Cognitive empathy — “the mental ability to take others’ perspective”
Affective empathy — “the ability to recognize and respond to others’ feelings”
In adolescence, critical social skills that are needed to feel concern for other people and understand how they think are undergoing major changes. Adolescence has long been known as prime time for developing cognitive skills for self-control, or executive function.
“Cognitive empathy,” or the mental ability to take others’ perspective, begins rising steadily in girls at age 13, according to a six-year study published recently in Developmental Psychology. But boys don’t begin until age 15 to show gains in perspective-taking, which helps in problem-solving and avoiding conflict.
Adolescent males actually show a temporary decline, between ages 13 and 16, in a related skill—affective empathy, or the ability to recognize and respond to others’ feelings, according to the study, co-authored by Jolien van der Graaff, a doctoral candidate in the Research Centre Adolescent Development at Utrecht University in the Netherlands. Fortunately, the boys’ sensitivity recovers in the late teens. Girls’ affective empathy remains relatively high and stable through adolescence.

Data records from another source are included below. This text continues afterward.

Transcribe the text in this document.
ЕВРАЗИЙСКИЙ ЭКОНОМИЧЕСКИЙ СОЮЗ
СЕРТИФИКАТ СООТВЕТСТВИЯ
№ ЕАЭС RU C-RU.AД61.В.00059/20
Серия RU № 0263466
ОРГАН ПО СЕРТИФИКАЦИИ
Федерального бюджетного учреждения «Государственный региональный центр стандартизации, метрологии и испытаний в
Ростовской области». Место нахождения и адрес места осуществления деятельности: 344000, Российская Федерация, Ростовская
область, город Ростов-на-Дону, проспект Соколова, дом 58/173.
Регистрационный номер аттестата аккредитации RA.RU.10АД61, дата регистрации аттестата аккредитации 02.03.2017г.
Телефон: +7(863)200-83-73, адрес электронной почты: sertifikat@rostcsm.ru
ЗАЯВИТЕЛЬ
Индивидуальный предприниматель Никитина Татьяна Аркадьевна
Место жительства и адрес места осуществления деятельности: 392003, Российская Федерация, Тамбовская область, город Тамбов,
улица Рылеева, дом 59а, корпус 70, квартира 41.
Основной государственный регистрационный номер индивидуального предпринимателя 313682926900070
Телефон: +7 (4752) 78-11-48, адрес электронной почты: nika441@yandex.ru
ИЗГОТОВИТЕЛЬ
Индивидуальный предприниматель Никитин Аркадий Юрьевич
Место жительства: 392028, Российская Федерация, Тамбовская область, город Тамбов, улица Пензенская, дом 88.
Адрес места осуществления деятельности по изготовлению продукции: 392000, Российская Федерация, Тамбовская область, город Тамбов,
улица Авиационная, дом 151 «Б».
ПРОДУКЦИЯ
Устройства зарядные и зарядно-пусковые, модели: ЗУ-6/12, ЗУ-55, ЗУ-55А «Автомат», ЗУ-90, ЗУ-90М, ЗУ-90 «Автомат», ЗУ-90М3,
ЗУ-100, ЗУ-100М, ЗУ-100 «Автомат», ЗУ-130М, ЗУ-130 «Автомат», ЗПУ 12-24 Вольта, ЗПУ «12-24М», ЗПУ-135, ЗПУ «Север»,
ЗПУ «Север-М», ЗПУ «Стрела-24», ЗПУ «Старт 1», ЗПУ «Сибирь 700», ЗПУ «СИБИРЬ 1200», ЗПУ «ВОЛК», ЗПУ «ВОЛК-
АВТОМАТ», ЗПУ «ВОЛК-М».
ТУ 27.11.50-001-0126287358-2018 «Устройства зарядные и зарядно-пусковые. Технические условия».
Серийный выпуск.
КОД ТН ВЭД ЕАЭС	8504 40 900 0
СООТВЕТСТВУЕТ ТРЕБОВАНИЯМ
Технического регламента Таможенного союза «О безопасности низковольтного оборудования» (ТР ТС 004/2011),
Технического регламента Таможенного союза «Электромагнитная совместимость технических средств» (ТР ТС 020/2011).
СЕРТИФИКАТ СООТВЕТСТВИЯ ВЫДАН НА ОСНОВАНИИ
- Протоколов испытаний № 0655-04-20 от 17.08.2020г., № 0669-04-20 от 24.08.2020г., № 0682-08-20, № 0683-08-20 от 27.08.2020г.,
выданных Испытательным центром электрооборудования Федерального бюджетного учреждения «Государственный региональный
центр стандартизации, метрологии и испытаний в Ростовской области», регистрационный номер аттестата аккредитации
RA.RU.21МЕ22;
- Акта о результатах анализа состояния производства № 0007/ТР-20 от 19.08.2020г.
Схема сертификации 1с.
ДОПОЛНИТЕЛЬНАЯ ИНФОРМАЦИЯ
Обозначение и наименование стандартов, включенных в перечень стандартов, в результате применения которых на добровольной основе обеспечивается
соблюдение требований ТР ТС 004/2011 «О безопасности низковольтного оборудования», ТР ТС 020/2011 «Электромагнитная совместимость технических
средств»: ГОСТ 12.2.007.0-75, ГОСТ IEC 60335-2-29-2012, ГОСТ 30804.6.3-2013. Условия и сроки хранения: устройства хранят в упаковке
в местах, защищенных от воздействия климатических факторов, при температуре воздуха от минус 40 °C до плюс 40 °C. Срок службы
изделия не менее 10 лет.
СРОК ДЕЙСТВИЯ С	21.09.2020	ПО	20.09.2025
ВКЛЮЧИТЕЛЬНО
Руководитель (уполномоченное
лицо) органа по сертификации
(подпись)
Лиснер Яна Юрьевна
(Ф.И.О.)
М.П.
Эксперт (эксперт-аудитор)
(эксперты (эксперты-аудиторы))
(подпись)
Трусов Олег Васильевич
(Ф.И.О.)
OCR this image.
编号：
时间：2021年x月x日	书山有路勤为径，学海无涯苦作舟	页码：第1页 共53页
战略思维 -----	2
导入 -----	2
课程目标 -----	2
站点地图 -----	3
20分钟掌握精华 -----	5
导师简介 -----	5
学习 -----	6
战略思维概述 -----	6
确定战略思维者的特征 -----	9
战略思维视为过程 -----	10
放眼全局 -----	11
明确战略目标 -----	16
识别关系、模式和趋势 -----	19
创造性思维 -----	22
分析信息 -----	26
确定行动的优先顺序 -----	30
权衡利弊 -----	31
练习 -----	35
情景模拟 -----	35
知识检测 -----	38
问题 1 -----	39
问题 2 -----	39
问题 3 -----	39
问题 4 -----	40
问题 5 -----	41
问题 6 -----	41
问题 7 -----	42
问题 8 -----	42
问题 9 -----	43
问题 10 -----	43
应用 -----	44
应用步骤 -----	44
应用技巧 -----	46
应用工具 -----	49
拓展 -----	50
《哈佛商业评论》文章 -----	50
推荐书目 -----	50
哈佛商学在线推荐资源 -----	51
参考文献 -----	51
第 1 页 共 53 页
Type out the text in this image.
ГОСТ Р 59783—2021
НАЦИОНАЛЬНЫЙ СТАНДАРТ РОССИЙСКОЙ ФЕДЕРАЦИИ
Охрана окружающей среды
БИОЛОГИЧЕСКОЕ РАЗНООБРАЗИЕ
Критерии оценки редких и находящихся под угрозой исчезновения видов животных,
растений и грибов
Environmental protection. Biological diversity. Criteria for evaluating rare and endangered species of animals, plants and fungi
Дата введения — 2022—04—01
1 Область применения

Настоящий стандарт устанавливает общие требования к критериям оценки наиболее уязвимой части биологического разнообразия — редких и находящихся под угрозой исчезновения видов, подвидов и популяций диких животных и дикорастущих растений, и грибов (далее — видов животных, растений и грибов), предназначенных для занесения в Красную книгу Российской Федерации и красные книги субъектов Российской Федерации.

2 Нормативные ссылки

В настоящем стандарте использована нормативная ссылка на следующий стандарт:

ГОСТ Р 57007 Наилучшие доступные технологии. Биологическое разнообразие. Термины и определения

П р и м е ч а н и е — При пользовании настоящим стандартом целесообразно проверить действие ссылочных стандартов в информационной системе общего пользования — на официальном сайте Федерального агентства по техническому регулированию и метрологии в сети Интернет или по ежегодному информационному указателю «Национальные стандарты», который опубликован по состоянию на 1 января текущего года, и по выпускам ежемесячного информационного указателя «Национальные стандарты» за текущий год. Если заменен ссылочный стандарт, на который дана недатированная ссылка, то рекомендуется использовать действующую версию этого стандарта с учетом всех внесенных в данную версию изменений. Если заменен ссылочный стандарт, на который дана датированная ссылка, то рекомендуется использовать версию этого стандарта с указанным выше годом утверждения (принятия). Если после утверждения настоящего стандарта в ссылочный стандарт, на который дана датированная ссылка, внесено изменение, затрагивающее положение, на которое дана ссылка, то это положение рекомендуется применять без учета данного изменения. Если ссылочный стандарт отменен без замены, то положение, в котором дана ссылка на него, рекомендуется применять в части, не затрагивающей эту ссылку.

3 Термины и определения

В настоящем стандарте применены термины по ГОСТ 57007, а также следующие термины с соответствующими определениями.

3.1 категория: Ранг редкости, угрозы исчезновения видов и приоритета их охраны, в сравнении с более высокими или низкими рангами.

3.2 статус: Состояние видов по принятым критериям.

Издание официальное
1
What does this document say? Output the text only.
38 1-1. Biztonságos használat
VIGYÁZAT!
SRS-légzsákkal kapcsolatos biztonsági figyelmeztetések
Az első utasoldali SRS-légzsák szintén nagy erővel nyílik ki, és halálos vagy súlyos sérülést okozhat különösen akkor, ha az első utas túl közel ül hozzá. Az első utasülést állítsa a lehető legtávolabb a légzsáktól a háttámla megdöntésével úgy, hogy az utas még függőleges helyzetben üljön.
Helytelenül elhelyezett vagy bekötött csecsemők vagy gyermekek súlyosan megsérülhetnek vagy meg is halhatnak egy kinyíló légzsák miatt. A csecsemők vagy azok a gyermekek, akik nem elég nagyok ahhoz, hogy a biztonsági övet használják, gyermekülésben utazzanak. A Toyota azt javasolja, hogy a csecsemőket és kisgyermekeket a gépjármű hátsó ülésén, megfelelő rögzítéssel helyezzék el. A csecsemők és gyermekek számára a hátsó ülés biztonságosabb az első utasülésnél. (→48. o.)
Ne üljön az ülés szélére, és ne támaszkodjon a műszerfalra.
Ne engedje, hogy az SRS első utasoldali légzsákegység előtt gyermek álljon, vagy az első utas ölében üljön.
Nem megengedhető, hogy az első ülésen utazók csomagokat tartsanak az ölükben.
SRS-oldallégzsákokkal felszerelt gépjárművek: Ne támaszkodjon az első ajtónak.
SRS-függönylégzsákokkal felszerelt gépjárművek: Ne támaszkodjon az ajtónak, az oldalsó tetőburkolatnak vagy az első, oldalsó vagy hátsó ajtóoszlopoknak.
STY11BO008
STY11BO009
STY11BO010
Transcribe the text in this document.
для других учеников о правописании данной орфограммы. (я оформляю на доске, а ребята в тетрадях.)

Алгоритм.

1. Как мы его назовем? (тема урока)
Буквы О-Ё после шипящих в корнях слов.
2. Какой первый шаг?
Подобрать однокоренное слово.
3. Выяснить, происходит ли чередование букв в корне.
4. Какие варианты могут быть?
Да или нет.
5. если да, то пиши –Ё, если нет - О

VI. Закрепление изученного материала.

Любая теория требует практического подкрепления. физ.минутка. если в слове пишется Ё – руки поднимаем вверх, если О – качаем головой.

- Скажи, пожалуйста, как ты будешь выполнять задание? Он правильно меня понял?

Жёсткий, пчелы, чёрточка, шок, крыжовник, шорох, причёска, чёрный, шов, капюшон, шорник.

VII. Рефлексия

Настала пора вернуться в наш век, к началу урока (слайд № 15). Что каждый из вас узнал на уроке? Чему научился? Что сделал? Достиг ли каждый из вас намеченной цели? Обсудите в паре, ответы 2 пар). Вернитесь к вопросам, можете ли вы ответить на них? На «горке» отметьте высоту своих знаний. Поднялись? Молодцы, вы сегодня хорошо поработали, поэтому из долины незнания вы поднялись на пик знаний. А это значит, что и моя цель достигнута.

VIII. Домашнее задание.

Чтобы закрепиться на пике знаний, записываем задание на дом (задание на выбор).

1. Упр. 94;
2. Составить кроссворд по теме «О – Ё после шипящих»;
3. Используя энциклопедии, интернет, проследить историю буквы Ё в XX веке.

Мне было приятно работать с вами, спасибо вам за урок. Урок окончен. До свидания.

Affective and cognitive empathy are valuable skills in the school setting, and these gender differences could help explain why boys “score as well as or better than girls on most standardized tests, yet they are far less likely to get good grades, take advanced classes or attend college”.
The scholars attributed this “misalignment” to differences in “noncognitive skills”: attentiveness, persistence, eagerness to learn, the ability to sit still and work independently. As most parents know, girls tend to develop these skills earlier and more naturally than boys.
Testosterone and social pressure may both be determining factors.
The decline in affective empathy among young teenage boys may spring at least partly from a spurt during puberty in testosterone, sparking a desire for dominance and power …
Boys also feel pressure from peers and some adults to “act like a man,” which they often define as being detached, tough, funny and strong …
How much do fathers matter?
Fathers seem to play a special role. Teens whose fathers are supportive, who say they feel better after talking over their worries with their dads, are more skilled at perspective-taking, says a 2011 study of 15- to 18-year-old boys in Developmental Psychology.
Ambiguous terminology in the use of “cognitive” and “noncognitive” can be confusing. The term”noncognitive” seems to vary in meaning depending on context. Daniel Willingham helps explain how it is sometimes used as shorthand for what many people consider “non-academic” skills.
“Non-cognitive factors” is a misleading but entrenched catch-all term for factors such as motivation, grit, self-regulation, social skills. . . in short, mental constructs that we think contribute to student success, but that don’t contribute directly to the sorts of academic outcomes we measure, in the way that, say, vocabulary or working memory do.
Boys can try to catch up to girls.
I keep hearing that boys tend to shape up and mature after freshman year in high school. That has not been my observation, but even if they do this just means they have to catch up to girls in a few short years or else suffer long-term consequences from getting off track in their early teen years.